9.3.20

Ao fim da manhã de ontem, o senhor Pereira descia a rua com o saco do pão, um bouquet de rosas cor de sangue mais o jornal entalado numa axila, prestes a cair. Vendo-o aflito, a contorcer-se e a sussurrar esconjuros não sei a que demónios, acudi-o amparando o jornal e ele, grato, fez-me a festa do costume. Contou-me depois, enquanto suspirava os seus cansaços e alívios, que só por um triz se safou de aborrecimentos com a mulher. Esquecido da data, porque ao domingo se uma pessoa repousa é para repousar por todo, até nas ideias, nada tinha comprado para lhe oferecer peloito de março. As filhas podiam tê-lo lembrado mas, enfim, a juventude menospreza esses pequenos agrados que mantêm o laço do casamento apertado até à morte e é por isso que as coisas andam da maneira que se vê. O que o salvou, então, foi a insistência da mulher para que lhe fizesse o favorzinho de ir à rua buscar meia dúzia de carcaças, já que a chuva miudinha podia dar cabo do trabalho que, na véspera, a cabeleireira lhe fizera. Foi contrariado e ao chegar ao pão quente fez-se luz, não propriamente por obra do acaso ou do divino mas porque se cruzou com a viúva e ela, magnífica como é uso, faça sol ou faça chuva, em dias úteis ou inúteis – a menina não concorda? –, perguntou-lhe se já tinha mimado a mulher. Num repente, o senhor Pereira desatordoou o cérebro, que vinha naquele sono domingueiro a que um homem – caramba! – tem direito, e correu à florista adiante da rotunda, de porta aberta e escancarada desde as nove em benefício dos pereiras desta vida. 
Agora, a caminho de casa, deitava as mãos à cabeça só de imaginar as consequências que a sua distração poderia acarretar, sem saber a quem mais devia a sua gratidão: se à mulher por tê-lo obrigado a sair, ou à viúva, tão atenta e preocupada.
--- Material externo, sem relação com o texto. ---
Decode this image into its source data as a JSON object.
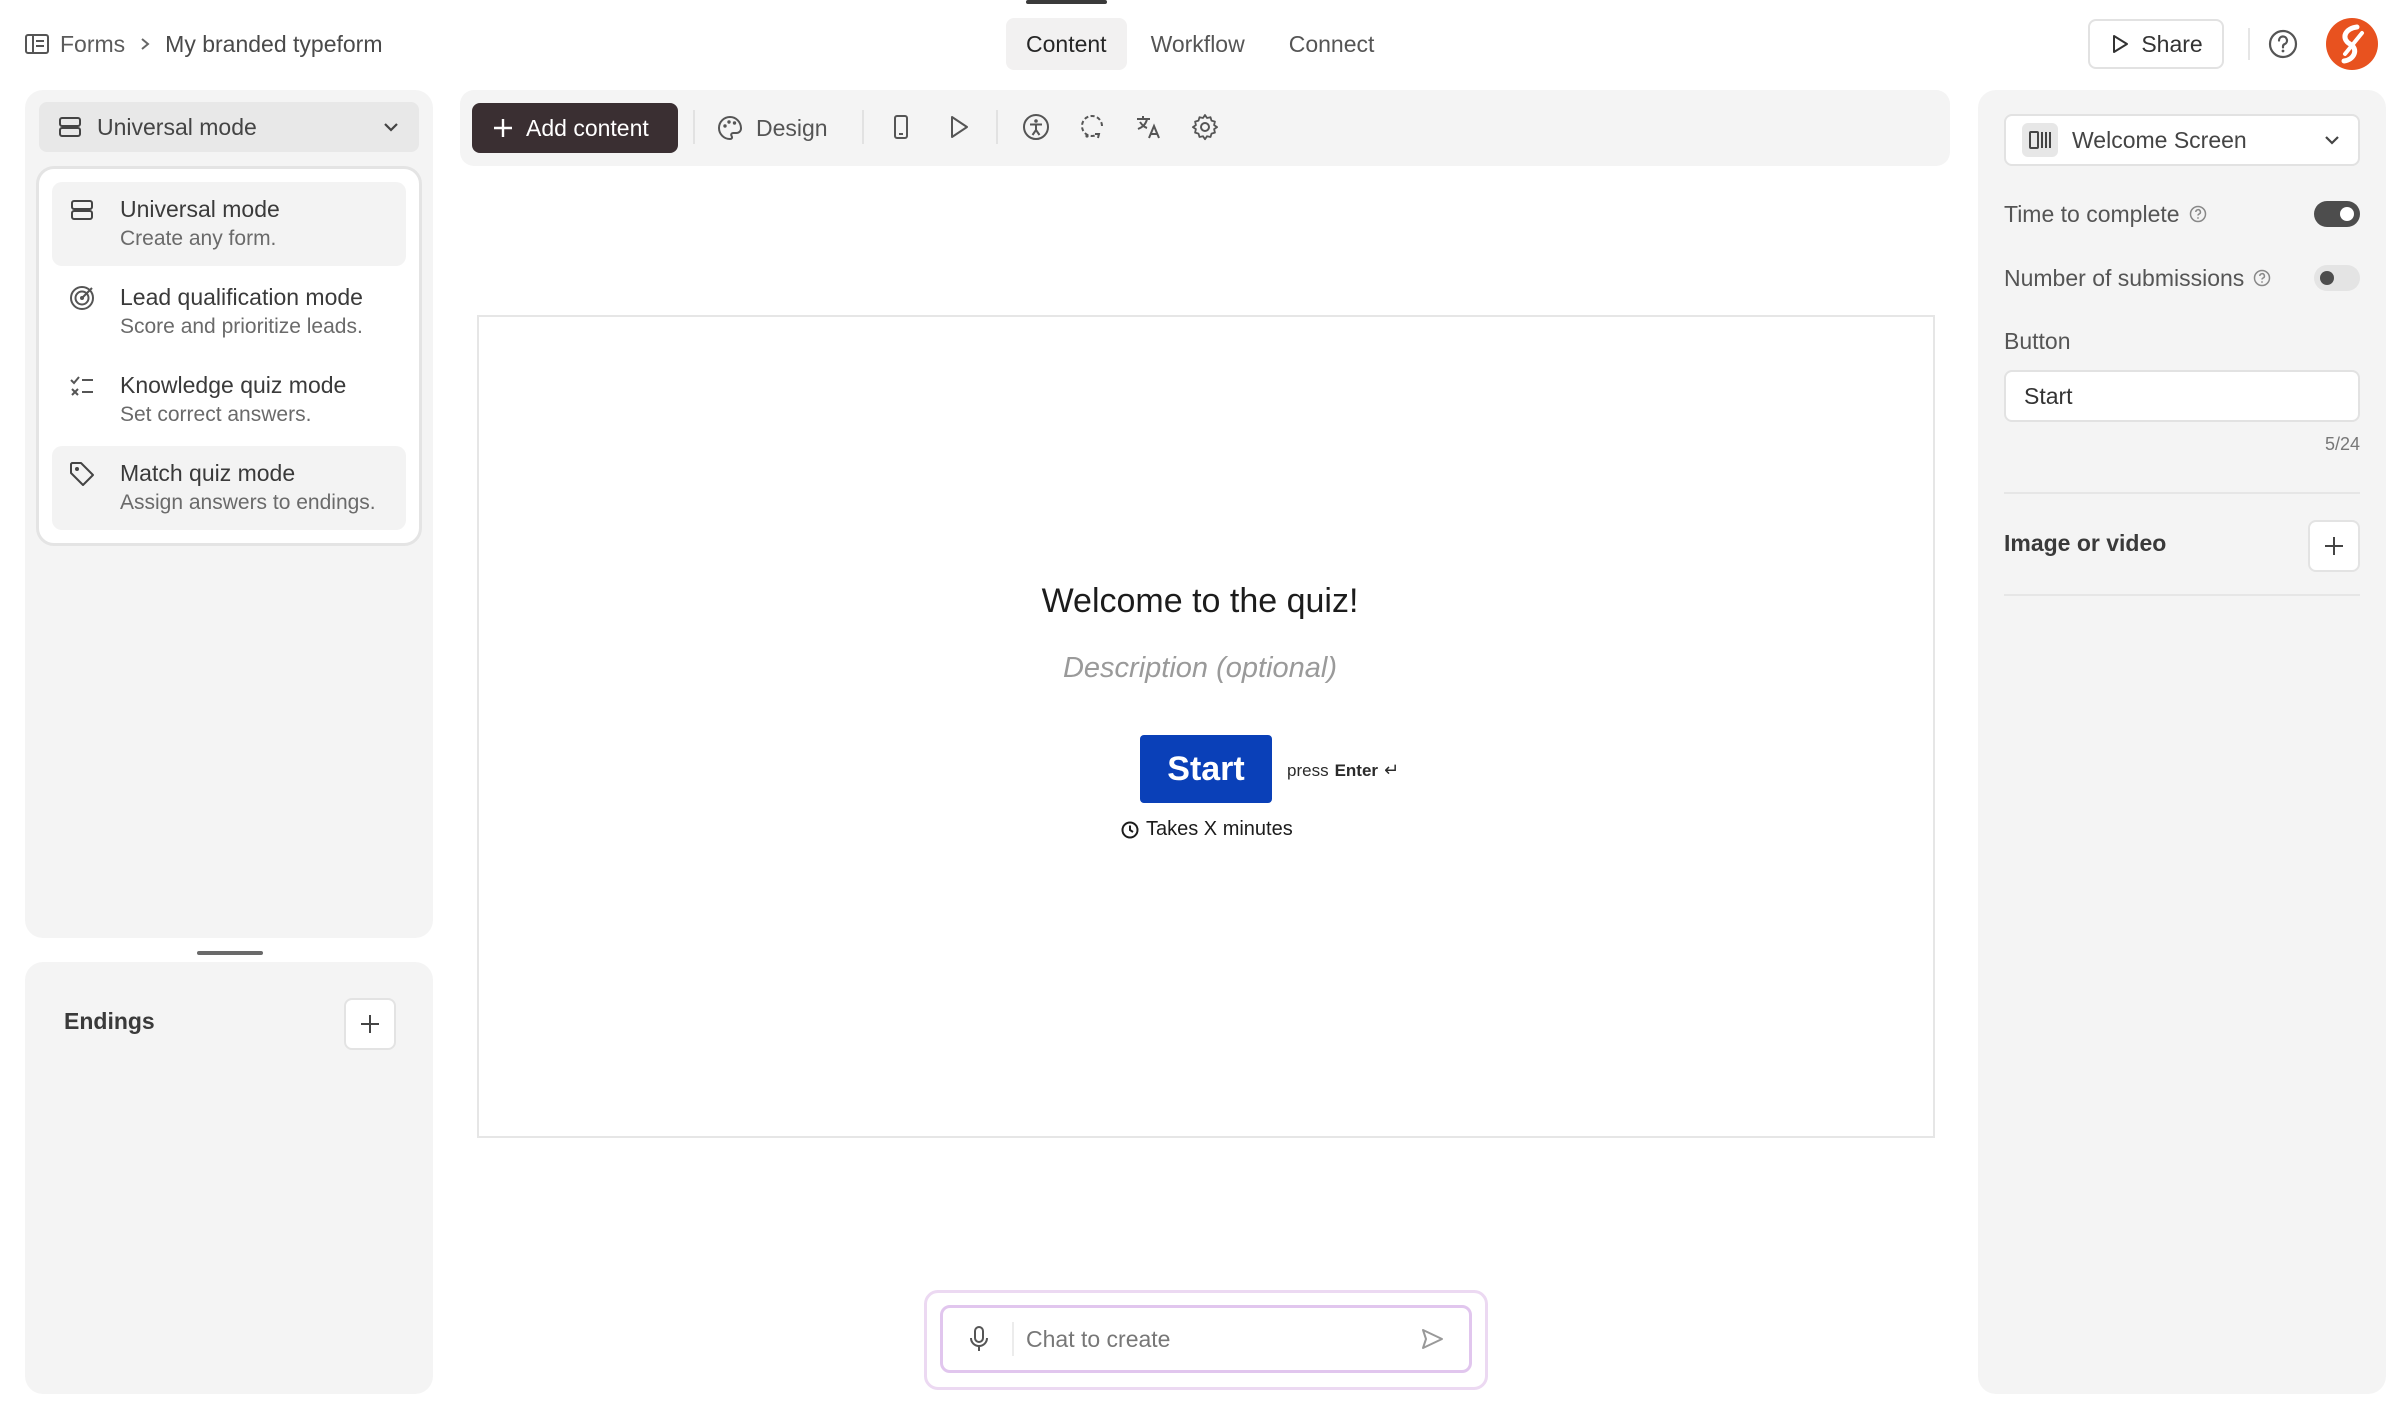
{
  "header": {
    "breadcrumb_root": "Forms",
    "breadcrumb_title": "My branded typeform",
    "tabs": [
      {
        "label": "Content",
        "active": true
      },
      {
        "label": "Workflow",
        "active": false
      },
      {
        "label": "Connect",
        "active": false
      }
    ],
    "share_label": "Share"
  },
  "left": {
    "mode_select_label": "Universal mode",
    "modes": [
      {
        "title": "Universal mode",
        "subtitle": "Create any form.",
        "icon": "rows-icon"
      },
      {
        "title": "Lead qualification mode",
        "subtitle": "Score and prioritize leads.",
        "icon": "target-icon"
      },
      {
        "title": "Knowledge quiz mode",
        "subtitle": "Set correct answers.",
        "icon": "checklist-icon"
      },
      {
        "title": "Match quiz mode",
        "subtitle": "Assign answers to endings.",
        "icon": "tag-icon"
      }
    ],
    "endings_label": "Endings"
  },
  "toolbar": {
    "add_content_label": "Add content",
    "design_label": "Design"
  },
  "canvas": {
    "title": "Welcome to the quiz!",
    "description_placeholder": "Description (optional)",
    "start_label": "Start",
    "press_text": "press",
    "enter_text": "Enter",
    "enter_symbol": "↵",
    "takes_text": "Takes X minutes"
  },
  "chat": {
    "placeholder": "Chat to create"
  },
  "right": {
    "screen_select_label": "Welcome Screen",
    "time_to_complete_label": "Time to complete",
    "time_to_complete_on": true,
    "submissions_label": "Number of submissions",
    "submissions_on": false,
    "button_label": "Button",
    "button_value": "Start",
    "button_counter": "5/24",
    "media_label": "Image or video"
  },
  "colors": {
    "accent": "#0a40b8",
    "add_button": "#3a2f32",
    "logo": "#e8521f",
    "chat_border": "#e1c6ee"
  }
}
Num ou noutro caso, tinha assegurada a sua paz por largos dias, até semanas, lá em casa. Altura ideal para pedir um arroz de cabidela e talvez continuar adiar a verificação do aplique que anda com mau contacto, sem que daí venham lamúrias e problemas.
– E a menina, alguém lhe ofereceu flores hoje?
– Ah, a mim não, senhor Pereira. 
Ele redistribuiu com mil cuidados a carga que levava, endireitou as costas e antes de se despedir:
– Não me leve a mal, mas a menina se calhar também não faz por merecer.